İktidar partisi, Haşim Kılıç’ın ikazına rağmen, uzlaşma yerine çoğunluğa dayalı olarak hazırladığı Anayasa değişiklik metnini TBMM’den geçirmeyi uygun gördü. Doğal olarak muhalefetteki partiler de buna karşı çıktılar. 111 muhalif milletvekili, değişikliği Anayasa Mahkemesine götürdü. Anayasa Mahkemesi adeta iktidar partisinin aramadığı siyasi uzlaşmayı verdiği kararla kendisine göre sağlamış oldu. Yüce Mahkeme’nin, “ne şiş yansın ne kebap” türünden verdiği kararla Anayasa’da değişiklik öngören metin ne kabul edilmiş ne de reddedilmiş oldu. Siyasilerin yapamadığını bir anlamda Anayasa Mahkemesi yaptı. Böylece Anayasa Mahkemesi “Ana Muhalefet Mahkemesi” olarak suçlanmaktan bir anlamda kurtulmuş oldu. Anayasa Mahkemesi’nin tarafsızlık kaygısının böyle bir kararı ürettiği söylenebilir.
Şekil ya da esas!
Değiştirilemez, değiştirilmesi dahi teklif edilemez maddelere yönelik bir düzenleme kuşkusuz hem şekil hem de esas yönünden Anayasaya aykırıdır. Ancak gerçekten yapılan düzenlemenin değiştirilemez maddelere aykırı olması halinde bu doğru görülebilir. Açıklamalardan anlaşıldığına göre, Anayasa Mahkemesi HSYK ve Anayasa Mahkemesi’nin yapısıyla ilgili düzenlemeyi Anayasanın değiştirilemez hükümlerinden “hukuk devleti” ilkesine aykırı görmüş. Bu nedenle şekilden girmiş ve esası irdelemiş. Anayasa Mahkemesi’ne göre “Hukuk devleti” ilkesini ihlal eden şey, Anayasa Mahkemesi’ne seçilecek üyelerin tek bir siyasal gücün takdirine bırakılması değildir. Seçilecek kişilerden bazılarının hukukçu olmamalarıdır.

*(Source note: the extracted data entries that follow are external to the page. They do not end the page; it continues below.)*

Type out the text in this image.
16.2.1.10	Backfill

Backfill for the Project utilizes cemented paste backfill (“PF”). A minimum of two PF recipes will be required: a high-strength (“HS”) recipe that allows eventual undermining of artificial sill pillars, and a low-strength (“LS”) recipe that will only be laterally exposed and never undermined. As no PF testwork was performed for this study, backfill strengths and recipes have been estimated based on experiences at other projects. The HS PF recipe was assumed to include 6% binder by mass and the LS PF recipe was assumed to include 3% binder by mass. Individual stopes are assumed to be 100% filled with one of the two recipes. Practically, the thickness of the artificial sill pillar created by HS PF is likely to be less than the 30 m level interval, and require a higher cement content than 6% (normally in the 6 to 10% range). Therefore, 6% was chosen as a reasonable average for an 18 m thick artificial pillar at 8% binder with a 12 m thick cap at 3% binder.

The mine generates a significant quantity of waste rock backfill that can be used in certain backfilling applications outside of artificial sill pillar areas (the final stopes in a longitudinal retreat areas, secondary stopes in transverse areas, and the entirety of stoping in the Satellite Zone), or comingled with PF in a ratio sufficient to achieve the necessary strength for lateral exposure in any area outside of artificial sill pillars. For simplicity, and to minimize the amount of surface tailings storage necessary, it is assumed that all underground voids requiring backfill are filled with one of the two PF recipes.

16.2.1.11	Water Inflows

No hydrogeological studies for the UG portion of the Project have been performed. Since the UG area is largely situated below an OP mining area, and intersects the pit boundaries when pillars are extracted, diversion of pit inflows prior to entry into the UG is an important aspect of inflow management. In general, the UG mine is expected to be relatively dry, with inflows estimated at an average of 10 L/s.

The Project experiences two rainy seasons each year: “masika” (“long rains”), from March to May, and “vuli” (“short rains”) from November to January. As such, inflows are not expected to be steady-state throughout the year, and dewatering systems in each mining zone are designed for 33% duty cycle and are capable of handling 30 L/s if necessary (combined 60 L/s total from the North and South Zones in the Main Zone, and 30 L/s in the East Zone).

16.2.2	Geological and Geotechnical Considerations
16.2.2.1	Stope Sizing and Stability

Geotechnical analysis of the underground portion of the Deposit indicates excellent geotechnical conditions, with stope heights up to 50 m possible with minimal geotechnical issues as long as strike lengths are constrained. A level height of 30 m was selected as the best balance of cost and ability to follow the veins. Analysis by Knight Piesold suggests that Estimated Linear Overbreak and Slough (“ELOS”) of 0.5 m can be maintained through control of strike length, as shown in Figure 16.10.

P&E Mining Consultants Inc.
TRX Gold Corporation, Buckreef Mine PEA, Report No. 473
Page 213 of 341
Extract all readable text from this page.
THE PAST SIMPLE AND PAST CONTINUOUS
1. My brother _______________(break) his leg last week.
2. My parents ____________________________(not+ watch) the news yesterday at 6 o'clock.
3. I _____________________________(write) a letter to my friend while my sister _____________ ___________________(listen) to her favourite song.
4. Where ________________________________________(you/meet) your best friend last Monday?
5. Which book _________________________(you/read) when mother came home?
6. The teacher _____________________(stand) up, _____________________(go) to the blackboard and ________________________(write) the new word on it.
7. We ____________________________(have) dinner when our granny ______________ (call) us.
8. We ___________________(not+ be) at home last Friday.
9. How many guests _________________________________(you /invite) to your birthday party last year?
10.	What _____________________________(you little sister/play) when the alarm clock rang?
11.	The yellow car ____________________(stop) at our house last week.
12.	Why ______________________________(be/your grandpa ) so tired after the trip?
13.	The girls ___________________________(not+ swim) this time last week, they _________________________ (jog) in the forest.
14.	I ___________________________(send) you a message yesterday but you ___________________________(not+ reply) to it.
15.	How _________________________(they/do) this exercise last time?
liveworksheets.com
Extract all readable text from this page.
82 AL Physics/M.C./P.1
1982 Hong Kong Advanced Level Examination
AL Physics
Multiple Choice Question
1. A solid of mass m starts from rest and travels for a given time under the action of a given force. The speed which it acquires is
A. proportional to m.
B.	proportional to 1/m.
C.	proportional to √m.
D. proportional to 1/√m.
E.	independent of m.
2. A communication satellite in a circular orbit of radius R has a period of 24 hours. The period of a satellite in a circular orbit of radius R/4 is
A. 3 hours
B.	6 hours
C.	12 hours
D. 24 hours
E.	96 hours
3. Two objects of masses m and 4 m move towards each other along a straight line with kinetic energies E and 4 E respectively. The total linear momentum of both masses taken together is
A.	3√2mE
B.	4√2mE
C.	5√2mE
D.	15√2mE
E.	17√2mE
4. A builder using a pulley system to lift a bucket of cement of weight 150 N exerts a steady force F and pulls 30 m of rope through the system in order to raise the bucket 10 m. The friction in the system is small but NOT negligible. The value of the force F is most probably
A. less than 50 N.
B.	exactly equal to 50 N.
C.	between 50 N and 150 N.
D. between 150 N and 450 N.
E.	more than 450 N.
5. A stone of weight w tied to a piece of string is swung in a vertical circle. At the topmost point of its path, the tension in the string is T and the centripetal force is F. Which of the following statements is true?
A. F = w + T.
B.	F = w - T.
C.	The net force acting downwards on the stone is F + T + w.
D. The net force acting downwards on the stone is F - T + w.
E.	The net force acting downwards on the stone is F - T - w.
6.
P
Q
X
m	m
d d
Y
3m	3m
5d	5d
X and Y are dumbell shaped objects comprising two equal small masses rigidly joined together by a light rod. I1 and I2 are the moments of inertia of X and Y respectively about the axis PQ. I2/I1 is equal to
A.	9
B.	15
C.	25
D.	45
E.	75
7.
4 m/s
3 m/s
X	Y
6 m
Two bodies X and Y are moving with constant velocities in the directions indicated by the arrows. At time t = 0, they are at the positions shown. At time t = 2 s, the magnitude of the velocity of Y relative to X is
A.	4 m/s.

Diğer yandan Anayasa Mahkemesi bir maddenin fıkrasını iptal ediyor ancak kendisini geçerli sayıyor. Açıkçası Anayasa Mahkemesi hukuk devletine aykırıymış gibi ya da iptal ediyormuş gibi yaparak, Anayasa’da değişiklik öngören maddelerin tümünü onaylamış bulunmaktadır. Anayasa değişikliği bu haliyle referanduma gidecek ve son sözü de halk söylemiş olacak.
Ancak ortaya garip bir durum çıkmıştır. AYM’nin verdiği karara ve yorumlama biçimine bakılırsa bizzat kendisi anayasal bir sorun haline getirmiş olmaktadır. Çünkü Anayasa Mahkemesi, kendisine verilen yetkileri aşma hakkını kendinde görmektedir. Hukuk devletini yalnızca bir yöntem sorunu olarak ele almaktadır. Anayasa Mahkemesi’nin bakış açısıyla her şeyi Anayasanın değiştirilemez hükümleriyle ilişkilendirmek mümkündür. Şurası unutulmamalıdır ki hukuk siyasallaşırsa, her şey tartışılır hale gelir. Türkiye’de yaşanan da budur.